LaGrotte C, Fernandez-Mendoza J, Calhoun S L, Liao D, Bixler E O, Vgontzas A N
Sleep Research and Treatment Center, Department of Psychiatry, Pennsylvania State University College of Medicine, Hershey, PA, USA.
Department of Public Health Sciences, Pennsylvania State University College of Medicine, Hershey, PA, USA.
Int J Obes (Lond). 2016 Sep;40(9):1397-404. doi: 10.1038/ijo.2016.87. Epub 2016 May 4.
It is postulated that obstructive sleep apnea (OSA) is a risk factor for the development of depression. However, obesity and excessive daytime sleepiness (EDS) are associated with both OSA and depression. The goal of this study was to examine the relative contribution of OSA, obesity and EDS to incident depression.

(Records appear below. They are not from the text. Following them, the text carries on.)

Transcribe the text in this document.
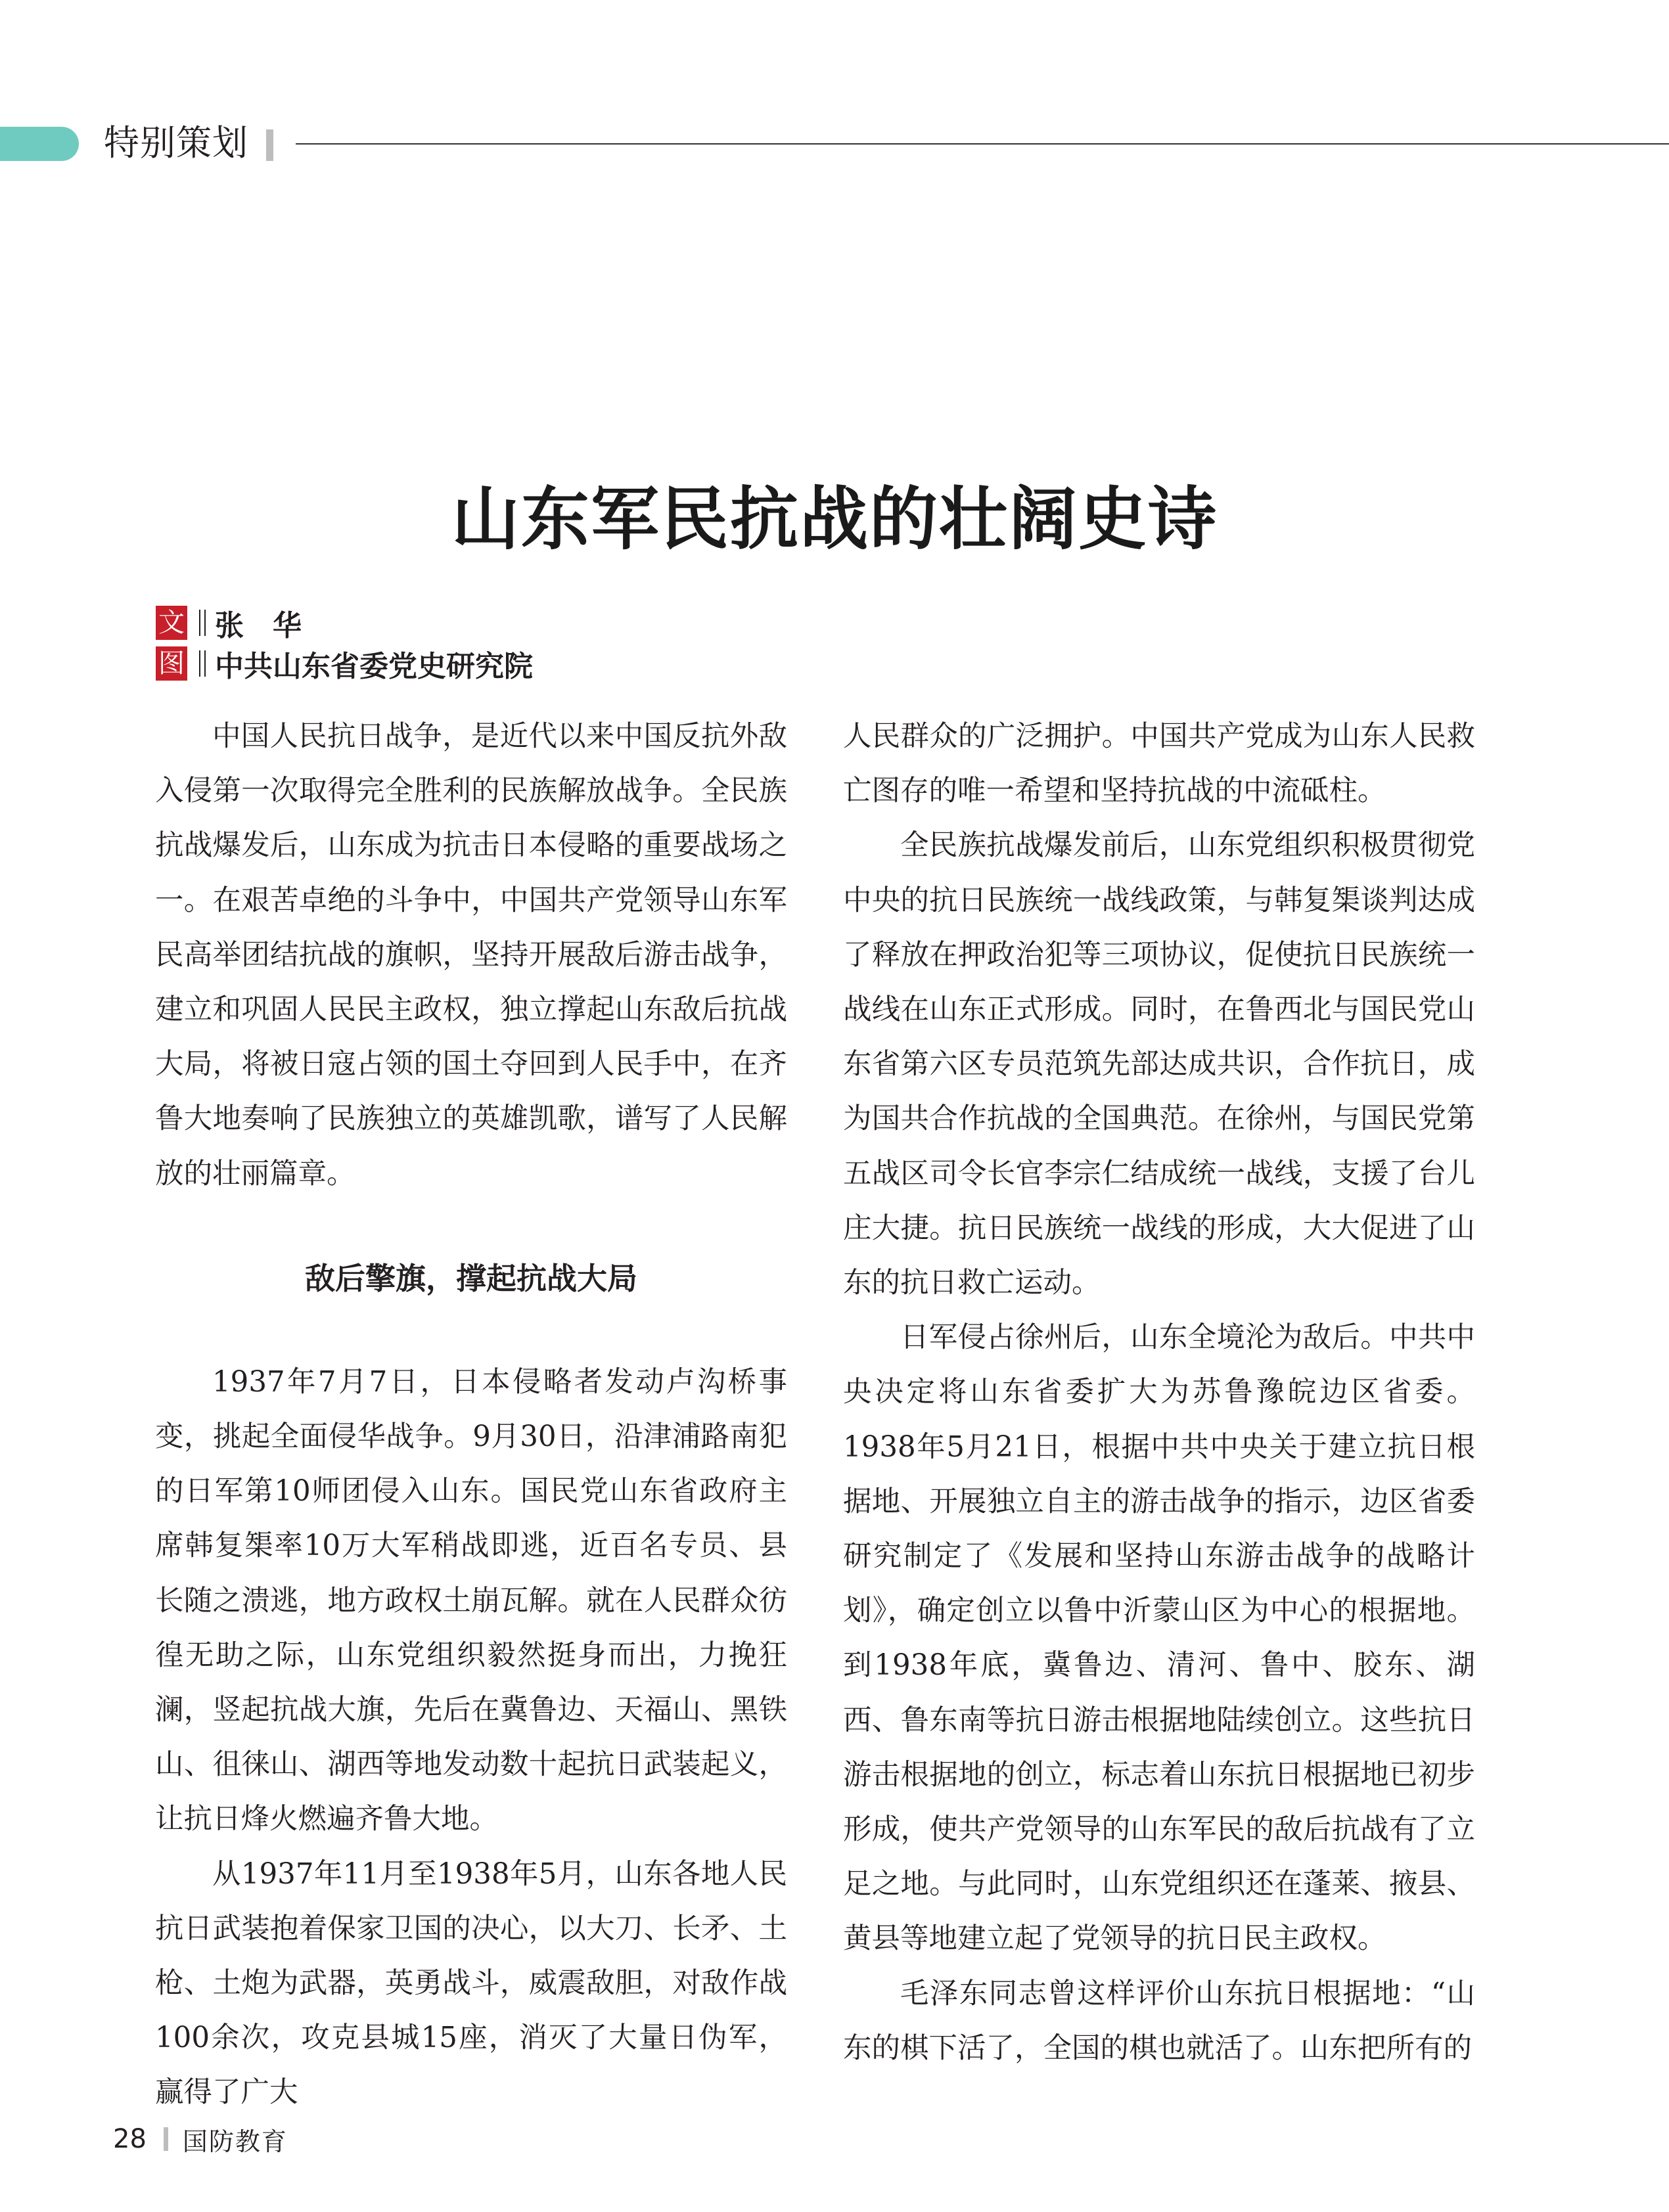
特别策划
山东军民抗战的壮阔史诗
文 张　华
图 中共山东省委党史研究院

中国人民抗日战争，是近代以来中国反抗外敌入侵第一次取得完全胜利的民族解放战争。全民族抗战爆发后，山东成为抗击日本侵略的重要战场之一。在艰苦卓绝的斗争中，中国共产党领导山东军民高举团结抗战的旗帜，坚持开展敌后游击战争，建立和巩固人民民主政权，独立撑起山东敌后抗战大局，将被日寇占领的国土夺回到人民手中，在齐鲁大地奏响了民族独立的英雄凯歌，谱写了人民解放的壮丽篇章。

敌后擎旗，撑起抗战大局

1937年7月7日，日本侵略者发动卢沟桥事变，挑起全面侵华战争。9月30日，沿津浦路南犯的日军第10师团侵入山东。国民党山东省政府主席韩复榘率10万大军稍战即逃，近百名专员、县长随之溃逃，地方政权土崩瓦解。就在人民群众彷徨无助之际，山东党组织毅然挺身而出，力挽狂澜，竖起抗战大旗，先后在冀鲁边、天福山、黑铁山、徂徕山、湖西等地发动数十起抗日武装起义，让抗日烽火燃遍齐鲁大地。

从1937年11月至1938年5月，山东各地人民抗日武装抱着保家卫国的决心，以大刀、长矛、土枪、土炮为武器，英勇战斗，威震敌胆，对敌作战100余次，攻克县城15座，消灭了大量日伪军，赢得了广大

人民群众的广泛拥护。中国共产党成为山东人民救亡图存的唯一希望和坚持抗战的中流砥柱。

全民族抗战爆发前后，山东党组织积极贯彻党中央的抗日民族统一战线政策，与韩复榘谈判达成了释放在押政治犯等三项协议，促使抗日民族统一战线在山东正式形成。同时，在鲁西北与国民党山东省第六区专员范筑先部达成共识，合作抗日，成为国共合作抗战的全国典范。在徐州，与国民党第五战区司令长官李宗仁结成统一战线，支援了台儿庄大捷。抗日民族统一战线的形成，大大促进了山东的抗日救亡运动。

日军侵占徐州后，山东全境沦为敌后。中共中央决定将山东省委扩大为苏鲁豫皖边区省委。1938年5月21日，根据中共中央关于建立抗日根据地、开展独立自主的游击战争的指示，边区省委研究制定了《发展和坚持山东游击战争的战略计划》，确定创立以鲁中沂蒙山区为中心的根据地。到1938年底，冀鲁边、清河、鲁中、胶东、湖西、鲁东南等抗日游击根据地陆续创立。这些抗日游击根据地的创立，标志着山东抗日根据地已初步形成，使共产党领导的山东军民的敌后抗战有了立足之地。与此同时，山东党组织还在蓬莱、掖县、黄县等地建立起了党领导的抗日民主政权。

毛泽东同志曾这样评价山东抗日根据地：“山东的棋下活了，全国的棋也就活了。山东把所有的

28 国防教育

A representative random sample of 1137 adults without depression from the Penn State Adult Cohort was followed up after 7.5 years. All subjects underwent a full medical examination and polysomnography at baseline. OSA was defined as an apnea/hypopnea index (AHI) ⩾5, overweight as a body mass index (BMI) of 25-29.9 kg m(-)(2), obesity as a BMI⩾30 kg m(-)(2) and EDS as moderate-to-severe drowsiness/sleepiness and/or irresistible sleep attacks.

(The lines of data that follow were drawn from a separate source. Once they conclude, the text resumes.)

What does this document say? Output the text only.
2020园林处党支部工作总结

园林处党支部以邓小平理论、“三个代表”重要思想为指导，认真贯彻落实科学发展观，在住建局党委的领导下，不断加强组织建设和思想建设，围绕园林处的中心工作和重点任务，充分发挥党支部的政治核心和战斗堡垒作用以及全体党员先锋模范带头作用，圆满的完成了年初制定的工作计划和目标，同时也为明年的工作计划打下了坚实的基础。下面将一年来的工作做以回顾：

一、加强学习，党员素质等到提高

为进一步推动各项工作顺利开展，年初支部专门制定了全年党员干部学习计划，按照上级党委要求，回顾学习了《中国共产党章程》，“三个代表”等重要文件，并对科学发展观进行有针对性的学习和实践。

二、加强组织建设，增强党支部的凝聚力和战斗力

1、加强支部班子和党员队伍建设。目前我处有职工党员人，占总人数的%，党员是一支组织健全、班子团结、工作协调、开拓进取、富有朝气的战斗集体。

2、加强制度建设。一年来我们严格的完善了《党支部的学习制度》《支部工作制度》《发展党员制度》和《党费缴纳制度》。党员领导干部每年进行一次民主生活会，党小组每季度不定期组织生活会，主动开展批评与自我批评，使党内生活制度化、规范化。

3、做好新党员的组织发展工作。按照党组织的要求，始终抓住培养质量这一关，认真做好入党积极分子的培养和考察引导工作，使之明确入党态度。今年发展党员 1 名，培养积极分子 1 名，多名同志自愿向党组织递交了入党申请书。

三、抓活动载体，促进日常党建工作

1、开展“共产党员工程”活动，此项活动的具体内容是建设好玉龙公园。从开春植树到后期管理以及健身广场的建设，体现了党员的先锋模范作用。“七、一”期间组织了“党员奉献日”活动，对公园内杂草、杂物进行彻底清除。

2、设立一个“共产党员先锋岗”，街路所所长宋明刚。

Overweight, obesity and EDS were associated with incident depression, whereas OSA alone was not. Overweight was associated with incident depression in women, while obesity and EDS were associated with incident depression in both genders. The association of overweight and obesity with incident depression was independent of premorbid emotional distress, while that of EDS was not. The association between BMI and EDS with incident depression was stronger in women 20-40 years old. The severity of EDS predicted incident depression in those with OSA, while AHI or oxygen desaturation did not.
Overweight, obesity and EDS are the main predictors of incident depression. Obesity may be linked to depression through psychobiological mechanisms, while EDS may be an early sign of depression. Obesity should be a target of our preventative strategies for depression.
据推测,阻塞性睡眠呼吸暂停(OSA)是抑郁症发生的一个风险因素。然而,肥胖和日间过度嗜睡(EDS)与OSA和抑郁症均相关。本研究的目的是探讨OSA、肥胖和EDS对新发抑郁症的相对影响。
对宾夕法尼亚州立大学成人队列中1137名无抑郁症的成年人进行代表性随机抽样,并在7.5年后进行随访。所有受试者在基线时均接受了全面的医学检查和多导睡眠监测。OSA定义为呼吸暂停/低通气指数(AHI)⩾5,超重定义为体重指数(BMI)为25-29.9kg·m⁻²,肥胖定义为BMI⩾30kg·m⁻²,EDS定义为中度至重度嗜睡/困倦和/或无法抗拒的睡眠发作。
超重、肥胖和EDS与新发抑郁症相关,而仅OSA与新发抑郁症无关。超重与女性新发抑郁症相关,而肥胖和EDS与两性新发抑郁症均相关。超重和肥胖与新发抑郁症的关联独立于病前情绪困扰,而EDS与新发抑郁症的关联则并非如此。BMI和EDS与新发抑郁症的关联在20-40岁女性中更强。EDS的严重程度可预测OSA患者的新发抑郁症,而AHI或氧饱和度下降则不能。
超重、肥胖和EDS是新发抑郁症的主要预测因素。肥胖可能通过心理生物学机制与抑郁症相关联,而EDS可能是抑郁症的早期迹象。肥胖应成为我们抑郁症预防策略的目标。